At the center of it all is Joe Exotic, the self-proclaimed “Tiger King” who has made headlines over the past year thanks to a New York Magazine investigative and a Wondery podcast, which explored his fierce love for big cats, his escalating antics and intense battle with Carole Baskin, an animal activist and owner of a big cat sanctuary who is attempting to put him out of business.
The first major film to come out about the ongoing #MeToo investigations into Harvey Weinstein is the documentary directed by Ursula Macfarlane. Her film details the sexual abuse allegations against Weinstein, who was ultimately found guilty of rape in the third degree and of criminal sexual assault in the first degree, while trying to contextualize the scandal by revisiting the early years of Weinstein and his brother, Bob. The film features interviews with former colleagues and accusers, including actresses Patricia Arquette and Paz de la Huerta. The film’s initial release also coincided with a number of other projects tackling his story, from Law & Order: Special Victims Unit to Ronan Farrow’s gripping novel, Catch and Kill.

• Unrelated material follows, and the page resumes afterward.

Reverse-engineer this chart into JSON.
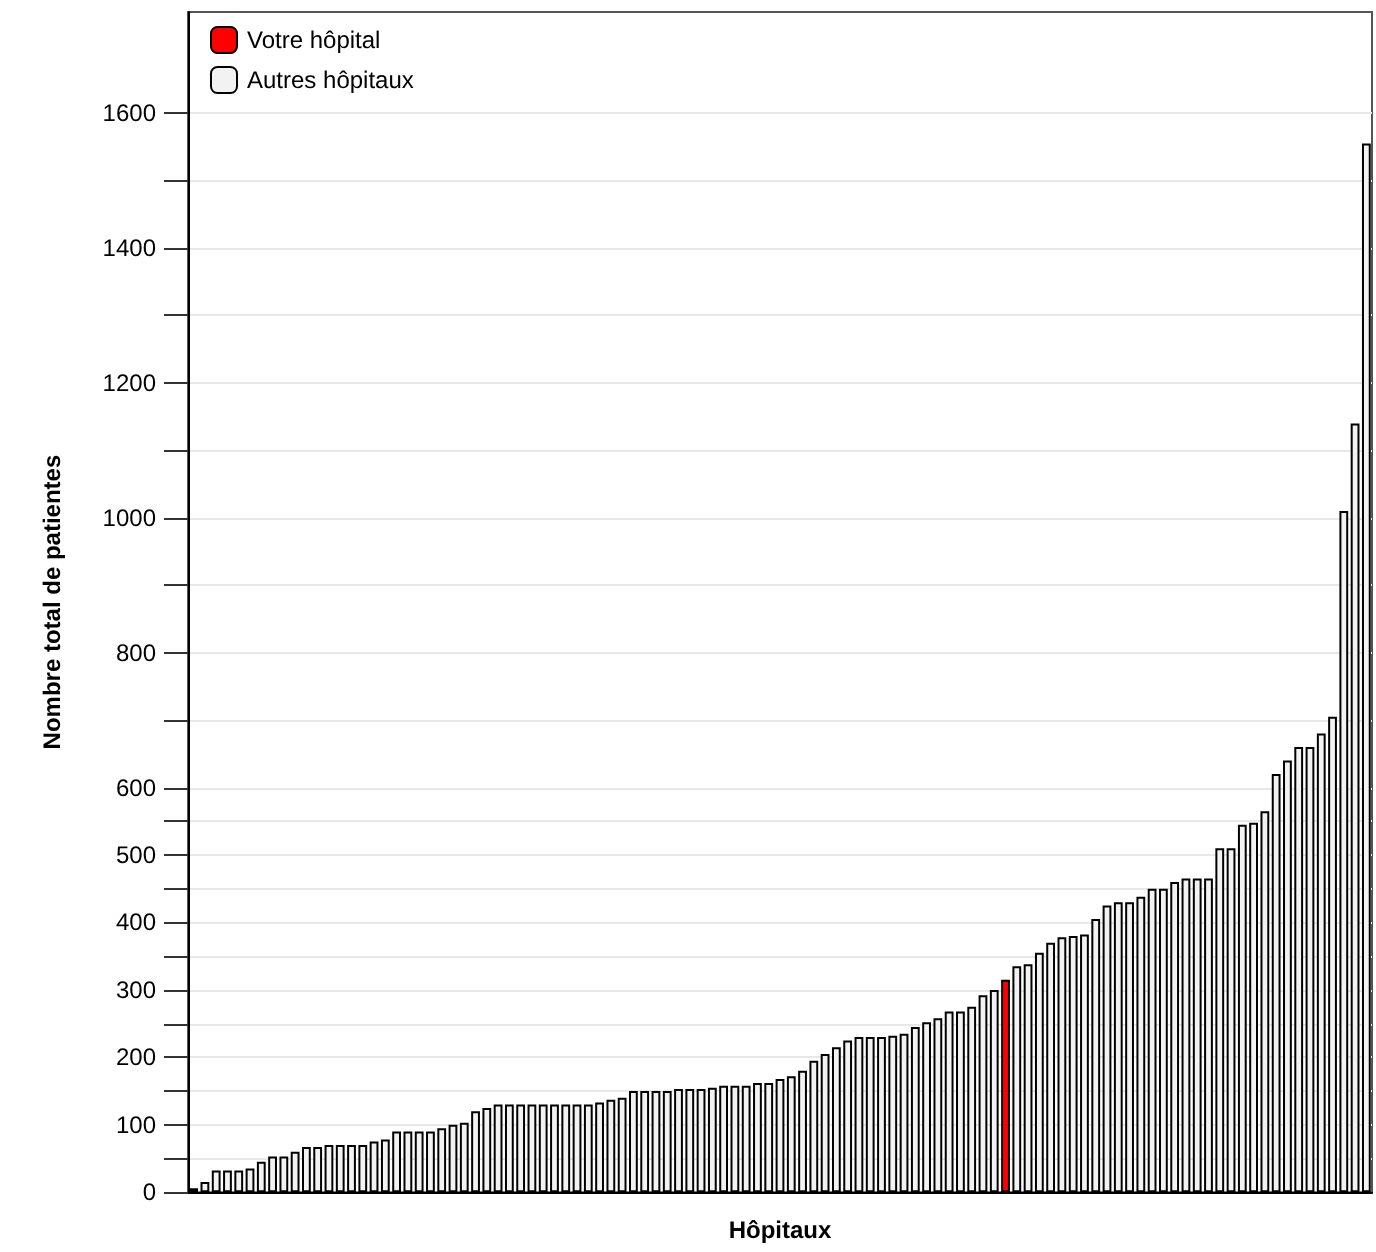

If you’ve never heard of Bhagwan Shree Rajneesh or the residents of Rajneeshpuram, the events of Wild Wild Country unfold like something out of a Gillian Flynn story: residents of a small, rural town in 1980s Oregon find themselves at odds with a strange spiritual sect and the indomitable woman who stands at the right hand of its center. The Emmy-winning six-part docuseries, directed by brothers Maclain and Chapman Way, tells the captivating, real-life story of the rise and fall of the Rajneeshees and their mercurial mastermind, Ma Anand Sheela, through present-day interviews as well as archival news footage, which serves as a surreal reminder of the story’s real-life grounding when events escalate to levels too outrageous for even the most ardent believer.